Clark was diagnosed in January 2014 with an aggressive form of prostate cancer and through the BC Cancer Agency he immediately received the most effective and current frontline drug therapy, which many prostate cancer patients typically respond to well for years. However, even though his health improved and he added chemotherapy to his treatment regimen, one year later his cancer was progressing.
At the same time, the Vancouver Prostate Centre (VPC) at the Vancouver Coastal Health Research Institute was carrying out a study that sought to develop a liquid biopsy technique –a simple blood test – that genetically profiled cancers. The study, published in Clinical Cancer Research, is the largest cohort study of patients with advanced prostate cancer to look for prostate cancer-specific mutations floating around freely in blood. It is also the first study to tie results to clinical outcomes.
“We want to better understand the genetics for prostate cancer; doing so allows us to understand what the resistance mechanisms are and personalize patients’ treatment,” says Dr. Kim Chi, associate director of clinical research and senior research scientist at the VPC, and professor in the Faculty of Medicine at the University of British Columbia.
“Some of the mutations we found would lend themselves to different treatments or show themselves to be resistant to a particular treatment. And some of the genes we found may indicate those patients may respond better to a different drug.”

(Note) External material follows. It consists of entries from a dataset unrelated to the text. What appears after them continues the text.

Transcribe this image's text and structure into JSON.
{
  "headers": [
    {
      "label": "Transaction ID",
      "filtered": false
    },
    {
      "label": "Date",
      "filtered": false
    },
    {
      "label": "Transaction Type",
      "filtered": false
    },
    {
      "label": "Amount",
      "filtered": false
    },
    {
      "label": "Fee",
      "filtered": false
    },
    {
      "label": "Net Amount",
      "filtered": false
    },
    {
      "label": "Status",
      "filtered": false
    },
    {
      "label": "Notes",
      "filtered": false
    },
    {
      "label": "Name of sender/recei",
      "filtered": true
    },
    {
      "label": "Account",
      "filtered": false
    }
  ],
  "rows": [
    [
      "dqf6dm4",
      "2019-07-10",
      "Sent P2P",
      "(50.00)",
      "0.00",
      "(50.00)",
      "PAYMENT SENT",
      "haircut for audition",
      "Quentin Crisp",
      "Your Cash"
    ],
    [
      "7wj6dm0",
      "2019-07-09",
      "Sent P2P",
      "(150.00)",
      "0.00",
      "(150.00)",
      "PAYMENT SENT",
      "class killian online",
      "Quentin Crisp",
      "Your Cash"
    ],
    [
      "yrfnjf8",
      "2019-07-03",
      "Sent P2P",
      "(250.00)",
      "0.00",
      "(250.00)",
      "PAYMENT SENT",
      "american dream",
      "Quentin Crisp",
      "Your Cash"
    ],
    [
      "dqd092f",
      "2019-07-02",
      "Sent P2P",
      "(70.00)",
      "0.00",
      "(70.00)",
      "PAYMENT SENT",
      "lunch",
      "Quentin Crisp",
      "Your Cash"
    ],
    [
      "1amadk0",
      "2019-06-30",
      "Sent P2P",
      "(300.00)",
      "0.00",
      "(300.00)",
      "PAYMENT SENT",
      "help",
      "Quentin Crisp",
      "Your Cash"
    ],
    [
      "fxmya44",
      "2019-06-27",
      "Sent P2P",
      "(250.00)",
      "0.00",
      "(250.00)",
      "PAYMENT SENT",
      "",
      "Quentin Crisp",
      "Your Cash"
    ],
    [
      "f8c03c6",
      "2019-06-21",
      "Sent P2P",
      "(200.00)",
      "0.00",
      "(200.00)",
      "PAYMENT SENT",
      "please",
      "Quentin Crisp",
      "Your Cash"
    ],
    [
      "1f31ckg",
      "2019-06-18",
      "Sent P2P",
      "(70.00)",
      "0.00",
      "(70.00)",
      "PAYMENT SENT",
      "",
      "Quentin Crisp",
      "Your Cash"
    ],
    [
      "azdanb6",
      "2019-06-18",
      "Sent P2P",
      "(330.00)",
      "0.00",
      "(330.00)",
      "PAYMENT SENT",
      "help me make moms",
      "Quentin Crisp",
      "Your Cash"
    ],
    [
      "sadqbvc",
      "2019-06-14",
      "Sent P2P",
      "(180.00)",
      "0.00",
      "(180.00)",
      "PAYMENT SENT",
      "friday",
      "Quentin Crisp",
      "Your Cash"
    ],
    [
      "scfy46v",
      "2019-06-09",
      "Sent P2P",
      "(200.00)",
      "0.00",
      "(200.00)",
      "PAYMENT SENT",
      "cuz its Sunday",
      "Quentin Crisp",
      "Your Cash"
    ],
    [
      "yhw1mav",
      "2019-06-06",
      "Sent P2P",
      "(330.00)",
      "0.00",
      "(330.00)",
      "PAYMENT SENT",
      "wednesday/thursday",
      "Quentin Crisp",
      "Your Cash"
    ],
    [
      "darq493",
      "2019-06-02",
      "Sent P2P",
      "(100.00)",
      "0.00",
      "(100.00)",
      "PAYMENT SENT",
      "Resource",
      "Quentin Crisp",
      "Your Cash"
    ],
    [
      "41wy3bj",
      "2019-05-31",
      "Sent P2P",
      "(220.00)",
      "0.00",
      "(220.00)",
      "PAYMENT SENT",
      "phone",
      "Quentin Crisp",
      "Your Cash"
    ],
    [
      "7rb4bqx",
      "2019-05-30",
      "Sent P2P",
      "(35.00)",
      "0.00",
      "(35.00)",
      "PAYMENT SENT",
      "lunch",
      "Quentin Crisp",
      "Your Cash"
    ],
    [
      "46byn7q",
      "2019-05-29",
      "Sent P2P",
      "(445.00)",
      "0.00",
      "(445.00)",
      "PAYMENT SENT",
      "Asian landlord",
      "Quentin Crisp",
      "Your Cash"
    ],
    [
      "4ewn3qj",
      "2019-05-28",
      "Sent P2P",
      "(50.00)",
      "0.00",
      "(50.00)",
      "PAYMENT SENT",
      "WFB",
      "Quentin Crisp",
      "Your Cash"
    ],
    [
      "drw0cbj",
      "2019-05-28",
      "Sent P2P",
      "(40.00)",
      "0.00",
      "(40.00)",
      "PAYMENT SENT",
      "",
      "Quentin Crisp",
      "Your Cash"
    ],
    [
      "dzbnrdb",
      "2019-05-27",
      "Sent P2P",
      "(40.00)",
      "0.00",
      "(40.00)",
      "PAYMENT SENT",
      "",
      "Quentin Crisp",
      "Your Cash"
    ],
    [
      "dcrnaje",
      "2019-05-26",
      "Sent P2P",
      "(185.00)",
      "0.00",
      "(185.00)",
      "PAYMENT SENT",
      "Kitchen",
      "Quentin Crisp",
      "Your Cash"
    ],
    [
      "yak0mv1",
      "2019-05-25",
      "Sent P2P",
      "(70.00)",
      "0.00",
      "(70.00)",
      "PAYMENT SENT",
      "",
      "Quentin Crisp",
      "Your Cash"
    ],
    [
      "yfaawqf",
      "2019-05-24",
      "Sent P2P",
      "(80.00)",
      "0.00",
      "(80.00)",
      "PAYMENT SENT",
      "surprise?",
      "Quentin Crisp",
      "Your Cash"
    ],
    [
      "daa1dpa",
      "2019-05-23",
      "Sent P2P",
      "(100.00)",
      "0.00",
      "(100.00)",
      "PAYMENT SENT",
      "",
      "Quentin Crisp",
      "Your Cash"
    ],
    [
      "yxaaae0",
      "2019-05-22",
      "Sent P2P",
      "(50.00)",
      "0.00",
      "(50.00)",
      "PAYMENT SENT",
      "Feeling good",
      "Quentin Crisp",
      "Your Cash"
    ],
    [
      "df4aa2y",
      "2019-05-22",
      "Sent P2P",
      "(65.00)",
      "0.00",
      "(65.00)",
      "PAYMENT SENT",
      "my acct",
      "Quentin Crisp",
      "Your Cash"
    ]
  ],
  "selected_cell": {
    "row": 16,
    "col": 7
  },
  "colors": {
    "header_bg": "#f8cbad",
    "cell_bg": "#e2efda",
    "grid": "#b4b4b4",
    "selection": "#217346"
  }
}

For example, using the blood test VPC researchers looked at whether or not genetic abnormalities in the androgen receptor (AR) gene, which drives prostate cancer, lead to worse outcomes with the frontline, major AR-targeted therapy that most patients receive. They found that patients with mutations or genetic abnormalities in the AR were significantly worse on the therapy.
“Daryl Clark’s DNA test revealed a mutation in his AR that showed his cancer had changed from when he was first diagnosed – it had mutated and instead of the therapeutic hormone blocking his cancer, it was instead using the therapeutic hormones as food to fuel itself,” explains Dr. Chi, who is also medical director of the clinical trials unit at BCCA. “With a switch to an available new drug, his cancer is now responding very well for the past five months.”
“The promise in this research is that patients like Daryl will receive the right treatment at the right time without having to do a biopsy, which is often very difficult, expensive and challenging,” says Dr. Kim Chi.
“Through a blood test we can genetically characterize a patient’s cancer within two weeks," he adds.
VPC researchers are further testing their findings in several clinical trials. If the trials show a strong connection between the genetic profile and treatment, Dr. Chi explains that the blood test would hopefully roll out rapidly.
Clark is proud to report that his latest set of results are excellent and he and his medical team intend to carry on with the current therapy.
“I’m experiencing no pain whatsoever,” he says. “I hope that this testing becomes more broadly available. This information might have saved me from suffering another recurrence and all of the devastation that comes with that.”